Irritating, sure, but all a bit predictable really. London 2008 is an increasingly great place to cycle but the antis cling on like some desperate, ousted, huffing aristocracy. The security guard of The Estate actually told me they won't allow people to secure bikes to posts and railings because the owner ... doesn't like the look of them. I was sober. There was no chance of an auditory hallucination; he actually said it. So, sod it, we don't let them get to us with our impermeable duck backs etc. Loving photography, I try to shed the all too familiar feeling of harassment in our fair city and wander off to take photographs. 'Excuse me sir,' came the polite Nigerian accent. 'I'm sorry sir but you cannot take photos in this place.' Gulp.
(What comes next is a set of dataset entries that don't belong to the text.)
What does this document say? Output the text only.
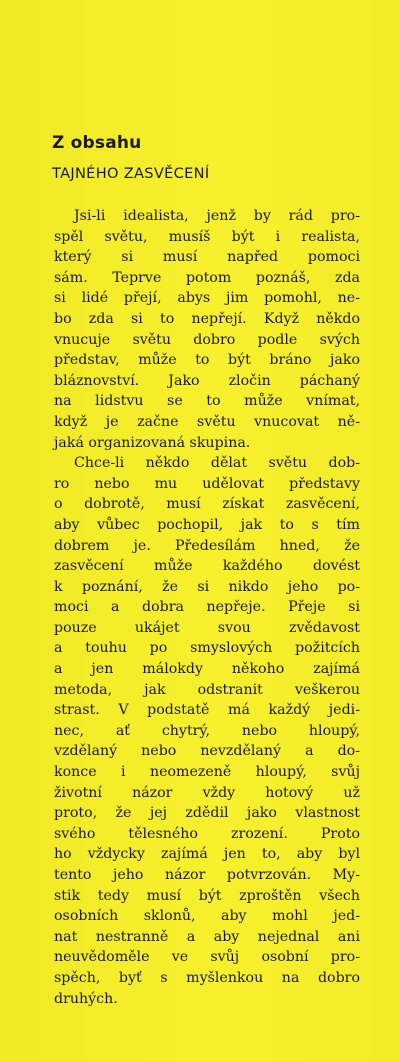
Z obsahu
TAJNÉHO ZASVĚCENÍ
Jsi-li idealista, jenž by rád pro-
spěl světu, musíš být i realista,
který si musí napřed pomoci
sám. Teprve potom poznáš, zda
si lidé přejí, abys jim pomohl, ne-
bo zda si to nepřejí. Když někdo
vnucuje světu dobro podle svých
představ, může to být bráno jako
bláznovství. Jako zločin páchaný
na lidstvu se to může vnímat,
když je začne světu vnucovat ně-
jaká organizovaná skupina.
Chce-li někdo dělat světu dob-
ro nebo mu udělovat představy
o dobrotě, musí získat zasvěcení,
aby vůbec pochopil, jak to s tím
dobrem je. Předesílám hned, že
zasvěcení může každého dovést
k poznání, že si nikdo jeho po-
moci a dobra nepřeje. Přeje si
pouze ukájet svou zvědavost
a touhu po smyslových požitcích
a jen málokdy někoho zajímá
metoda, jak odstranit veškerou
strast. V podstatě má každý jedi-
nec, ať chytrý, nebo hloupý,
vzdělaný nebo nevzdělaný a do-
konce i neomezeně hloupý, svůj
životní názor vždy hotový už
proto, že jej zdědil jako vlastnost
svého tělesného zrození. Proto
ho vždycky zajímá jen to, aby byl
tento jeho názor potvrzován. My-
stik tedy musí být zproštěn všech
osobních sklonů, aby mohl jed-
nat nestranně a aby nejednal ani
neuvědoměle ve svůj osobní pro-
spěch, byť s myšlenkou na dobro
druhých.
Swallow. Sigh. 'This is a private estate.' I immediately have one of those visions of someone committing spontaneous murder with a heavy frying pan that you see in films. That moment when your characteristic cool is suddenly annihilated by pettiness and it all gets far too much. Fortunately I didn't quite lose it so; at least I had no suitable Le Creuset in easy reach. But I wasn't having any of this nonsense either. You just, sometimes, have to fight back. 'I'm sorry, what are you talking about? Of course I can take photographs here,' I calmly, politely reply. 'No sir, sorry you can't. Well, it depends, it depends on the camera. You need to write in for permission.' I'm starting to wonder if I'd taken the wrong turn and unwittingly biked to Narnia. Or Berlin, circa 1940. What the flock? By all accounts, if you have a small camera then it's fine, but if we're talking an SLR then we have a problem. Some mobile phones have cameras not significantly inferior to my SLR these days, but that's not the point. I didn't give in. I stayed polite and full of smiles but carried on taking photos.

The guard left me alone. But the problem lingered – it was hard to not let them ruin the day. In so many tiny but innumerable ways life in London is so controlled. In isolation, every measure is tolerable, often justifiable and easy to comprehend. Cumulatively, it's becoming insufferable. We are increasingly disenfranchised such that trying to enjoy our city is becoming a veritable challenge. Resist. It's your city. Love it as you want to. As it happens, I'm writing this in Barcelona. Chatting to an acquaintance last night who plans to move here without delay, I ask why. The answer simple: 'I'm over London, I can't bear all the rules any more.' Amen.